Interfaith pilgrimage in England

Last year, Gieselman and Douglas Reed, professor emeritus of music and the university organist, used a small grant from the Indiana United Methodist Foundation to develop an interfaith pilgrimage experience for students planning to go to Harlaxton College, the university’s British campus.

They took 11 students and several faculty members to Leicester, one of the most religiously diverse cities in the United Kingdom, where Imam Ibrahim Mogra arranged for them to visit a synagogue, cathedral, mosque and religious cemetery. The connection with the imam, who also spoke to the students on the Harlaxton campus, was facilitated through a mutual friend, the Rev. Leslie Griffiths of Wesley’s Chapel in London.

Nik Fahrer, a junior and double major in accounting and management information systems, had never had contact with Islam or Judaism before his visit to Leicester. He was struck by the camaraderie of their Muslim tour guide and the rabbi at the synagogue.

But the Evansville native did have an inkling of how a religious divide can be bridged. With a mother who is United Methodist and a father who is Roman Catholic, he has been immersed in both traditions.

“On Sundays, I would go to mass with my dad at 8:30 and, at 9:45, I would travel 5 minutes down the road and go to my mom’s church,” explained Fahrer, who now considers himself nondenominational but still attends the Methodist Temple United Methodist Church. “It’s been kind of a blessing to understand both sides of the Christian church.”

Three days before their visit, a killing in London was blamed on Islamic extremists. But their guide, he said, “really showed me and several of the other students what Islam is all about.

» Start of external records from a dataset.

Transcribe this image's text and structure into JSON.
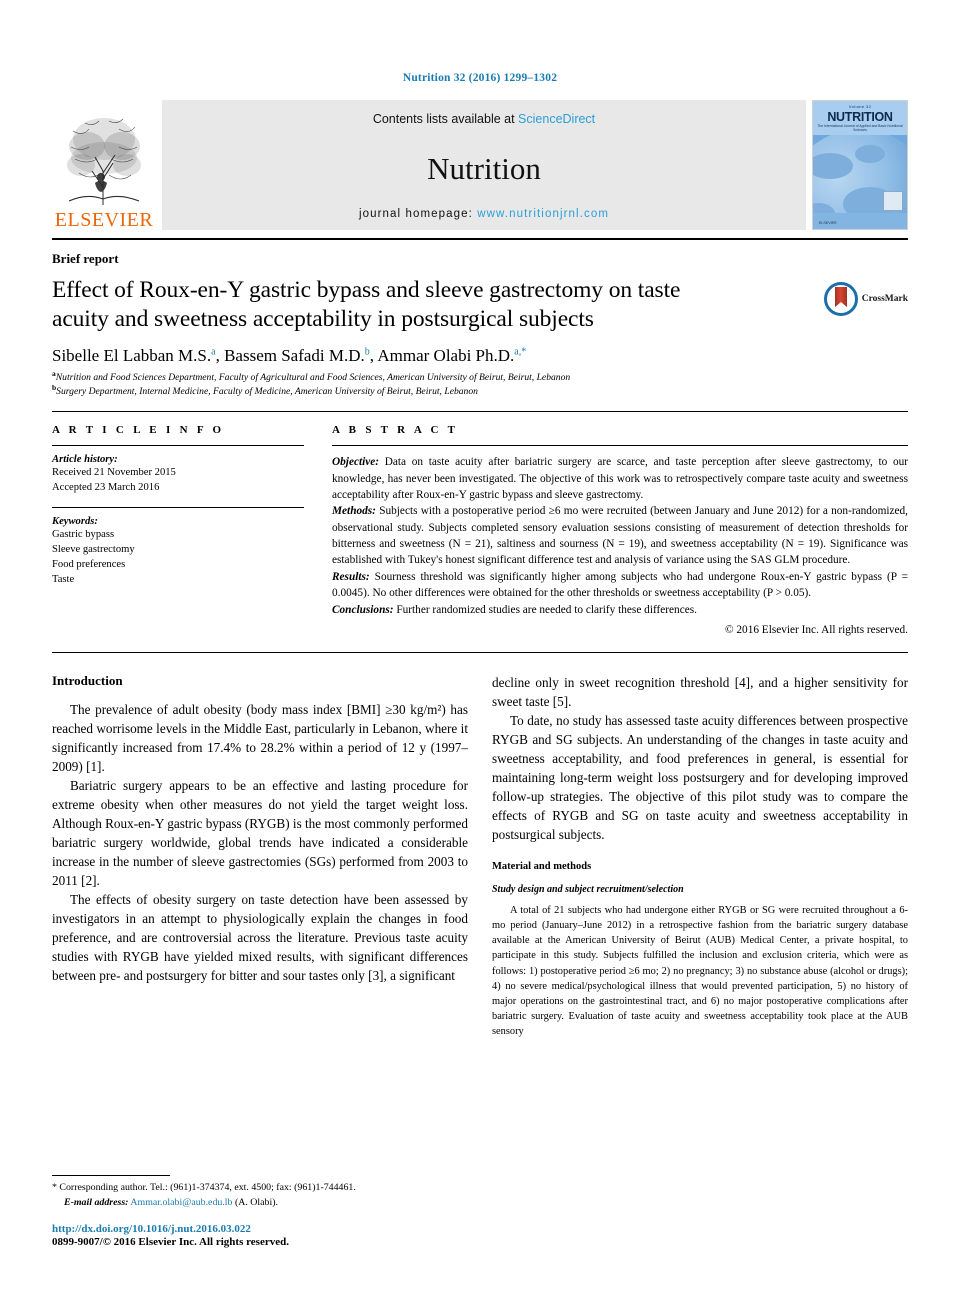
{
  "running_head": "Nutrition 32 (2016) 1299–1302",
  "masthead": {
    "contents_prefix": "Contents lists available at ",
    "sciencedirect": "ScienceDirect",
    "journal_name": "Nutrition",
    "homepage_prefix": "journal homepage: ",
    "homepage_url": "www.nutritionjrnl.com",
    "publisher": "ELSEVIER",
    "cover": {
      "volume_line": "Volume 32",
      "title": "NUTRITION",
      "subtitle": "The International Journal of Applied and Basic Nutritional Sciences",
      "publisher": "ELSEVIER"
    }
  },
  "article": {
    "kind": "Brief report",
    "title": "Effect of Roux-en-Y gastric bypass and sleeve gastrectomy on taste acuity and sweetness acceptability in postsurgical subjects",
    "crossmark_label": "CrossMark",
    "authors": [
      {
        "name": "Sibelle El Labban M.S.",
        "marks": "a",
        "sep": ", "
      },
      {
        "name": "Bassem Safadi M.D.",
        "marks": "b",
        "sep": ", "
      },
      {
        "name": "Ammar Olabi Ph.D.",
        "marks": "a,*",
        "sep": ""
      }
    ],
    "affiliations": [
      {
        "mark": "a",
        "text": "Nutrition and Food Sciences Department, Faculty of Agricultural and Food Sciences, American University of Beirut, Beirut, Lebanon"
      },
      {
        "mark": "b",
        "text": "Surgery Department, Internal Medicine, Faculty of Medicine, American University of Beirut, Beirut, Lebanon"
      }
    ]
  },
  "article_info": {
    "heading": "A R T I C L E  I N F O",
    "history_label": "Article history:",
    "history": [
      "Received 21 November 2015",
      "Accepted 23 March 2016"
    ],
    "keywords_label": "Keywords:",
    "keywords": [
      "Gastric bypass",
      "Sleeve gastrectomy",
      "Food preferences",
      "Taste"
    ]
  },
  "abstract": {
    "heading": "A B S T R A C T",
    "sections": [
      {
        "lead": "Objective:",
        "text": " Data on taste acuity after bariatric surgery are scarce, and taste perception after sleeve gastrectomy, to our knowledge, has never been investigated. The objective of this work was to retrospectively compare taste acuity and sweetness acceptability after Roux-en-Y gastric bypass and sleeve gastrectomy."
      },
      {
        "lead": "Methods:",
        "text": " Subjects with a postoperative period ≥6 mo were recruited (between January and June 2012) for a non-randomized, observational study. Subjects completed sensory evaluation sessions consisting of measurement of detection thresholds for bitterness and sweetness (N = 21), saltiness and sourness (N = 19), and sweetness acceptability (N = 19). Significance was established with Tukey's honest significant difference test and analysis of variance using the SAS GLM procedure."
      },
      {
        "lead": "Results:",
        "text": " Sourness threshold was significantly higher among subjects who had undergone Roux-en-Y gastric bypass (P = 0.0045). No other differences were obtained for the other thresholds or sweetness acceptability (P > 0.05)."
      },
      {
        "lead": "Conclusions:",
        "text": " Further randomized studies are needed to clarify these differences."
      }
    ],
    "copyright": "© 2016 Elsevier Inc. All rights reserved."
  },
  "body": {
    "left": {
      "heading": "Introduction",
      "paragraphs": [
        "The prevalence of adult obesity (body mass index [BMI] ≥30 kg/m²) has reached worrisome levels in the Middle East, particularly in Lebanon, where it significantly increased from 17.4% to 28.2% within a period of 12 y (1997–2009) [1].",
        "Bariatric surgery appears to be an effective and lasting procedure for extreme obesity when other measures do not yield the target weight loss. Although Roux-en-Y gastric bypass (RYGB) is the most commonly performed bariatric surgery worldwide, global trends have indicated a considerable increase in the number of sleeve gastrectomies (SGs) performed from 2003 to 2011 [2].",
        "The effects of obesity surgery on taste detection have been assessed by investigators in an attempt to physiologically explain the changes in food preference, and are controversial across the literature. Previous taste acuity studies with RYGB have yielded mixed results, with significant differences between pre- and postsurgery for bitter and sour tastes only [3], a significant"
      ]
    },
    "right": {
      "paragraphs": [
        "decline only in sweet recognition threshold [4], and a higher sensitivity for sweet taste [5].",
        "To date, no study has assessed taste acuity differences between prospective RYGB and SG subjects. An understanding of the changes in taste acuity and sweetness acceptability, and food preferences in general, is essential for maintaining long-term weight loss postsurgery and for developing improved follow-up strategies. The objective of this pilot study was to compare the effects of RYGB and SG on taste acuity and sweetness acceptability in postsurgical subjects."
      ],
      "heading": "Material and methods",
      "subheading": "Study design and subject recruitment/selection",
      "methods_paragraph": "A total of 21 subjects who had undergone either RYGB or SG were recruited throughout a 6-mo period (January–June 2012) in a retrospective fashion from the bariatric surgery database available at the American University of Beirut (AUB) Medical Center, a private hospital, to participate in this study. Subjects fulfilled the inclusion and exclusion criteria, which were as follows: 1) postoperative period ≥6 mo; 2) no pregnancy; 3) no substance abuse (alcohol or drugs); 4) no severe medical/psychological illness that would prevented participation, 5) no history of major operations on the gastrointestinal tract, and 6) no major postoperative complications after bariatric surgery. Evaluation of taste acuity and sweetness acceptability took place at the AUB sensory"
    }
  },
  "footnote": {
    "corresponding": "* Corresponding author. Tel.: (961)1-374374, ext. 4500; fax: (961)1-744461.",
    "email_label": "E-mail address:",
    "email": "Ammar.olabi@aub.edu.lb",
    "email_suffix": " (A. Olabi).",
    "doi": "http://dx.doi.org/10.1016/j.nut.2016.03.022",
    "issn": "0899-9007/© 2016 Elsevier Inc. All rights reserved."
  },
  "colors": {
    "link": "#1a7bb0",
    "sciencedirect": "#2a9fd6",
    "elsevier_orange": "#ec6608",
    "masthead_bg": "#e8e8e8"
  }
}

It’s not what you hear on the news every day about people taking it to the extreme and killing people. It’s just like any other religion.”

Fahrer said he returned to the United States with “a much deeper respect for people who practice Islam.” Now, when he meets persons of different religions, he added, he simply wants to know more to understand what they believe.

Now a junior majoring in theological studies and creative writing, McGill also studied at Harlexton, has become a member of the interfaith council and served as a worship leader during last November’s interfaith service on campus.

Interfaith dialogue offers a way “to understand each other and understand the world around us,” McGill said. Active engagement in dialogue, she believes, can prevent fear of the unknown and, perhaps, lessen possible acts of terrorism.